The tool breaks things down into personalized little chunks of information. It even analyzes which words appear the most often in your tweets and status updates.
When asked why they thought there was a market for this kind of service, Anil told Small Business Trends:
“Gina and I have been involved in social networks online for as long as they’ve existed. We’ve seen them come and go. And what’s become clear over the years is that many people care about getting some value out of the effort they put in online, but the only ones that are being well-served are marketers and advertisers. We knew there are millions of regular people being underserved.”
Another interesting thing about ThinkUp is that it will tell you which of your contacts aren’t really engaging with you.

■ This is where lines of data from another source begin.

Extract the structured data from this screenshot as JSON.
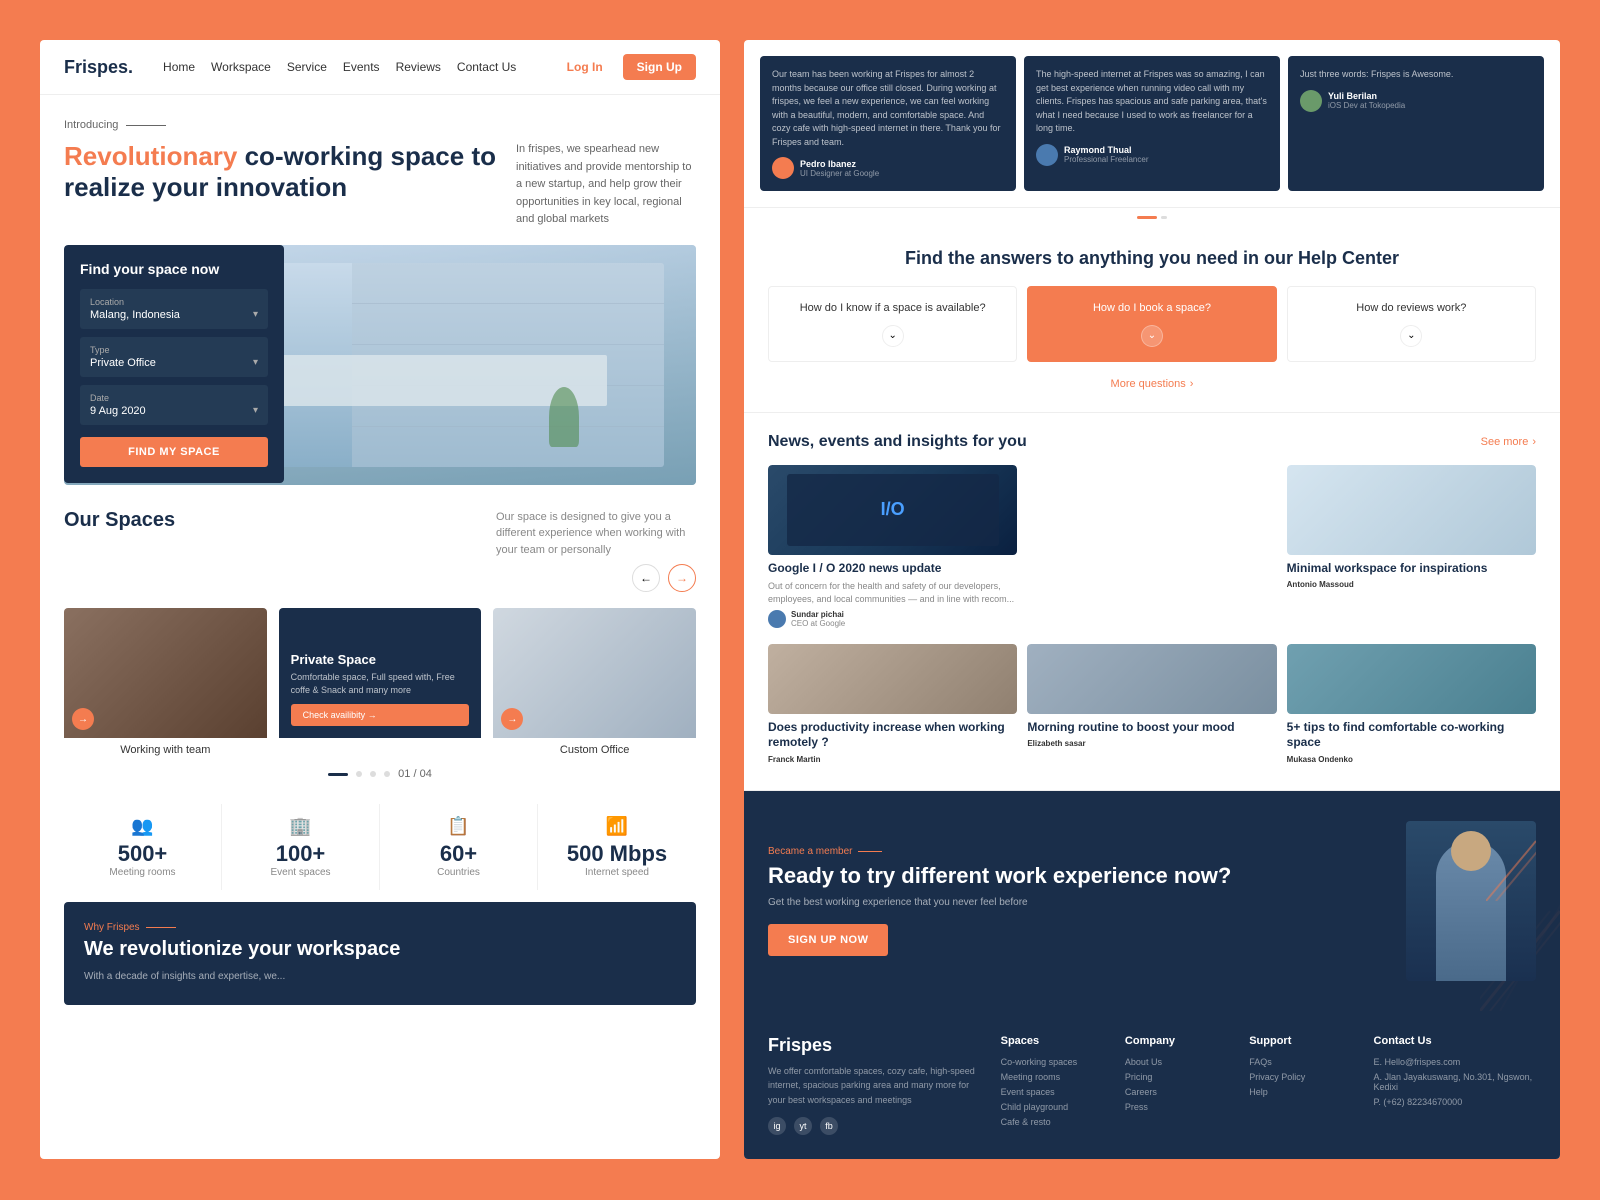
{
  "page": {
    "bg_color": "#F47C50"
  },
  "left": {
    "nav": {
      "logo": "Frispes.",
      "links": [
        "Home",
        "Workspace",
        "Service",
        "Events",
        "Reviews",
        "Contact Us"
      ],
      "login": "Log In",
      "signup": "Sign Up"
    },
    "hero": {
      "introducing": "Introducing",
      "title_accent": "Revolutionary",
      "title_rest": " co-working space to realize your innovation",
      "description": "In frispes, we spearhead new initiatives and provide mentorship to a new startup, and help grow their opportunities in key local, regional and global markets"
    },
    "search": {
      "title": "Find your space now",
      "location_label": "Location",
      "location_value": "Malang, Indonesia",
      "type_label": "Type",
      "type_value": "Private Office",
      "date_label": "Date",
      "date_value": "9 Aug 2020",
      "button": "FIND MY SPACE"
    },
    "spaces": {
      "title": "Our Spaces",
      "description": "Our space is designed to give you a different experience when working with your team or personally",
      "cards": [
        {
          "name": "Working with team",
          "img_class": "news-img-1"
        },
        {
          "name": "Private Space",
          "desc": "Comfortable space, Full speed with, Free coffe & Snack and many more",
          "img_class": "dark-bg"
        },
        {
          "name": "Custom Office",
          "img_class": "img-custom"
        }
      ],
      "page_current": "01",
      "page_total": "04"
    },
    "stats": [
      {
        "icon": "👥",
        "number": "500+",
        "label": "Meeting rooms"
      },
      {
        "icon": "🏢",
        "number": "100+",
        "label": "Event spaces"
      },
      {
        "icon": "📋",
        "number": "60+",
        "label": "Countries"
      },
      {
        "icon": "📶",
        "number": "500 Mbps",
        "label": "Internet speed"
      }
    ],
    "why": {
      "subtitle": "Why Frispes",
      "title": "We revolutionize your workspace",
      "desc": "With a decade of insights and expertise, we..."
    }
  },
  "right": {
    "testimonials": [
      {
        "text": "Our team has been working at Frispes for almost 2 months because our office still closed. During working at frispes, we feel a new experience, we can feel working with a beautiful, modern, and comfortable space. And cozy cafe with high-speed internet in there. Thank you for Frispes and team.",
        "author": "Pedro Ibanez",
        "role": "UI Designer at Google"
      },
      {
        "text": "The high-speed internet at Frispes was so amazing, I can get best experience when running video call with my clients. Frispes has spacious and safe parking area, that's what I need because I used to work as freelancer for a long time.",
        "author": "Raymond Thual",
        "role": "Professional Freelancer"
      },
      {
        "text": "Just three words: Frispes is Awesome.",
        "author": "Yuli Berilan",
        "role": "iOS Dev at Tokopedia"
      }
    ],
    "help": {
      "title": "Find the answers to anything you need in our Help Center",
      "faqs": [
        {
          "question": "How do I know if a space is available?",
          "active": false
        },
        {
          "question": "How do I book a space?",
          "active": true
        },
        {
          "question": "How do reviews work?",
          "active": false
        }
      ],
      "more_questions": "More questions"
    },
    "news": {
      "title": "News, events and insights for you",
      "see_more": "See more",
      "articles": [
        {
          "title": "Google I / O 2020 news update",
          "excerpt": "Out of concern for the health and safety of our developers, employees, and local communities — and in line with recom...",
          "author": "Sundar pichai",
          "role": "CEO at Google",
          "img_class": "news-img-1"
        },
        {
          "title": "",
          "excerpt": "",
          "author": "",
          "role": "",
          "img_class": "news-img-2"
        },
        {
          "title": "Minimal workspace for inspirations",
          "excerpt": "",
          "author": "Antonio Massoud",
          "role": "",
          "img_class": "news-img-3"
        },
        {
          "title": "Does productivity increase when working remotely ?",
          "excerpt": "",
          "author": "Franck Martin",
          "role": "",
          "img_class": "news-img-4"
        },
        {
          "title": "Morning routine to boost your mood",
          "excerpt": "",
          "author": "Elizabeth sasar",
          "role": "",
          "img_class": "news-img-5"
        },
        {
          "title": "5+ tips to find comfortable co-working space",
          "excerpt": "",
          "author": "Mukasa Ondenko",
          "role": "",
          "img_class": "news-img-6"
        }
      ]
    },
    "cta": {
      "became": "Became a member",
      "title": "Ready to try different work experience now?",
      "desc": "Get the best working experience that you never feel before",
      "button": "SIGN UP NOW"
    },
    "footer": {
      "logo": "Frispes",
      "desc": "We offer comfortable spaces, cozy cafe, high-speed internet, spacious parking area and many more for your best workspaces and meetings",
      "social": [
        "ig",
        "yt",
        "fb"
      ],
      "columns": [
        {
          "title": "Spaces",
          "links": [
            "Co-working spaces",
            "Meeting rooms",
            "Event spaces",
            "Child playground",
            "Cafe & resto"
          ]
        },
        {
          "title": "Company",
          "links": [
            "About Us",
            "Pricing",
            "Careers",
            "Press"
          ]
        },
        {
          "title": "Support",
          "links": [
            "FAQs",
            "Privacy Policy",
            "Help"
          ]
        },
        {
          "title": "Contact Us",
          "links": [
            "E. Hello@frispes.com",
            "A. Jlan Jayakuswang, No.301, Ngswon, Kedixi",
            "P. (+62) 82234670000"
          ]
        }
      ]
    }
  }
}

There are updates, for example, that tell you that one of your friends hasn’t replied to a contact in over a year. Instead of giving you just a single graph and letting you try to figure out what it means, ThinkUp gives you this ongoing feed of little insights that are all different.

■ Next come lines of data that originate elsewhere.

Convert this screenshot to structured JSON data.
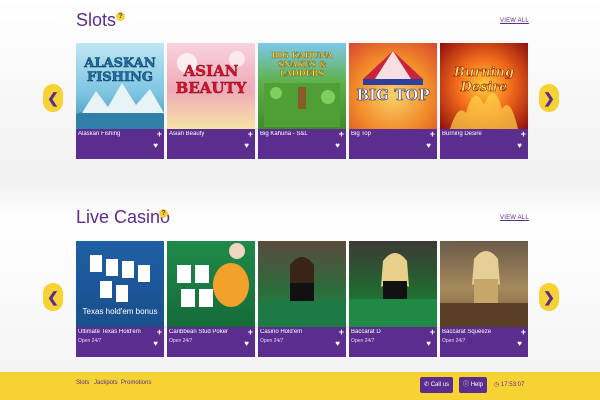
{
  "sections": {
    "slots": {
      "title": "Slots",
      "help": "?",
      "view_all": "VIEW ALL"
    },
    "live": {
      "title": "Live Casino",
      "help": "?",
      "view_all": "VIEW ALL"
    }
  },
  "nav": {
    "prev": "❮",
    "next": "❯"
  },
  "slots": [
    {
      "label": "Alaskan Fishing",
      "art": "ALASKAN FISHING"
    },
    {
      "label": "Asian Beauty",
      "art": "ASIAN BEAUTY"
    },
    {
      "label": "Big Kahuna - S&L",
      "art": "BIG KAHUNA SNAKES & LADDERS"
    },
    {
      "label": "Big Top",
      "art": "BIG TOP"
    },
    {
      "label": "Burning Desire",
      "art": "Burning Desire"
    }
  ],
  "live": [
    {
      "label": "Ultimate Texas Hold'em",
      "sub": "Open 24/7",
      "art": "Texas hold'em bonus"
    },
    {
      "label": "Caribbean Stud Poker",
      "sub": "Open 24/7",
      "art": ""
    },
    {
      "label": "Casino Hold'em",
      "sub": "Open 24/7",
      "art": ""
    },
    {
      "label": "Baccarat D",
      "sub": "Open 24/7",
      "art": ""
    },
    {
      "label": "Baccarat Squeeze",
      "sub": "Open 24/7",
      "art": ""
    }
  ],
  "card_icons": {
    "plus": "+",
    "heart": "♥"
  },
  "footer": {
    "links": [
      "Slots",
      "Jackpots",
      "Promotions"
    ],
    "call_us": "Call us",
    "help": "Help",
    "clock": "17:53:07"
  },
  "colors": {
    "brand_purple": "#5b2d8e",
    "brand_yellow": "#f6d332"
  }
}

It’s like a “stream of factoids” about your social engagement with your community. It’s a single ongoing report showing you complete analytics for all your engagement on Facebook and Twitter. It condenses the number of replies, favorites and retweets you got during the week in one window. And in another, it tells you your status update of the week (in terms of the number of comments and likes it garnered).
Being a company that would like to stay in business by turning a profit, ThinkUp unfortunately cannot offer the service for free. The regular service allows you to connect one Facebook account and one Twitter account, and will cost $60 a year.

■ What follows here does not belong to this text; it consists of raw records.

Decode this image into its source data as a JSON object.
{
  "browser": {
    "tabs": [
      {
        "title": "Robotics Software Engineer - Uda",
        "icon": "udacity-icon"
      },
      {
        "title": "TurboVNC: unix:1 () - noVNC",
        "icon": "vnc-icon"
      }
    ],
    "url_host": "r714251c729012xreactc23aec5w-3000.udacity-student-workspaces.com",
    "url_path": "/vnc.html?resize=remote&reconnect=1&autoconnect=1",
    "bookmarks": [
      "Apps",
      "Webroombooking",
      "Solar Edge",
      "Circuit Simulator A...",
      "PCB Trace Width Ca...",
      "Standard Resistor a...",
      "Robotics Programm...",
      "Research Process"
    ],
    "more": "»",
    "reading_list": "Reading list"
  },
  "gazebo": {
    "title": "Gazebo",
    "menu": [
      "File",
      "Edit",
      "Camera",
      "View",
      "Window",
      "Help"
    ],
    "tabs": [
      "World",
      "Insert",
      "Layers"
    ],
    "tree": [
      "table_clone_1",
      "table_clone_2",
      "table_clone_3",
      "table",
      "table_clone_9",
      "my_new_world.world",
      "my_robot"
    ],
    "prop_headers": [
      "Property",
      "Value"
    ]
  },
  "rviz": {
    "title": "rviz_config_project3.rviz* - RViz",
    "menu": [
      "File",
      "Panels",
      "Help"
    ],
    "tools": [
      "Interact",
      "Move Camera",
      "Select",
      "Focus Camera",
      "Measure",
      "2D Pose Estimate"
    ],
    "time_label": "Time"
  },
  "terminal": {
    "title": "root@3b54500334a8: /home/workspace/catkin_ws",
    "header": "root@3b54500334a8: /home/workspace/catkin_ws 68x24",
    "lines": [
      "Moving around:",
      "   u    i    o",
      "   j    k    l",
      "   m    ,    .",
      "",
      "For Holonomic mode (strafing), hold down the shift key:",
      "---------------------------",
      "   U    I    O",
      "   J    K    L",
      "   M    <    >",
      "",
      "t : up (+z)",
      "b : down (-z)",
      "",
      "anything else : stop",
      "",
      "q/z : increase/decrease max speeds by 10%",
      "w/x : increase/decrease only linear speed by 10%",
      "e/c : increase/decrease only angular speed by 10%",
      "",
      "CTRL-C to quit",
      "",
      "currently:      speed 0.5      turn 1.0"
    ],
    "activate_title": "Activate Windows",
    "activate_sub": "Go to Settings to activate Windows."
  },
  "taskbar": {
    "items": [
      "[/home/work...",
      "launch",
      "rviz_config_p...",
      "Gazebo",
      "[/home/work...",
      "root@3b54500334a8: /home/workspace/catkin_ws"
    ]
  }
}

But those who are social media power-users (or companies juggling many social media balls) can connect up to 5 Facebook and Twitter accounts each for $120 a year. Anil, explains:
“We focused on fair pricing that immediately makes the product sustainable and independent. The reality is, when you work with people’s social data, there’s enormous pressure to monetize it by selling it, aggregating it, and using it to power ads. So we wanted to have a strong baseline where nobody is wondering how we pay our bills, so they don’t have to worry what we’ll do with their data.”
ThinkUp prides itself on its inclusiveness, transparency, and accountability. On the official ThinkUp blog, Anil reveals the analytics tool was built by a community of mostly women coders. It is also open-source, unlike many social networks today which hide behind walls. In addition to the few thousand people currently using ThinkUp, Anil said many more thousands are using the open-source version on their own.
One curious thing though is that there doesn’t seem to be any way to access an archive of your analytics. On your profile page, it stops after about a week, and you can’t go any further back. So it’s best to screenshot everything when it appears.
But apart from that, this is a service worth using if you use social media for your business. When asked why a small business owner should pay for this service, Anil replied :
“The simplest value for a small business is to know at a human level if the things you’re sharing online are really connecting with anyone. If you run a coffee shop or a flower shop, you don’t care about having a million followers on Twitter – a million people can’t come to your store. But you care a lot about whether they thought your tweet was interesting, or whether posting a photo of your newest product offering got a lot of responses from people who are actually in your neighborhood.”
ThinkUp can tell you that story in plain English, on any device, without having to learn how to dig through some complicated analytics tool to figure it out.”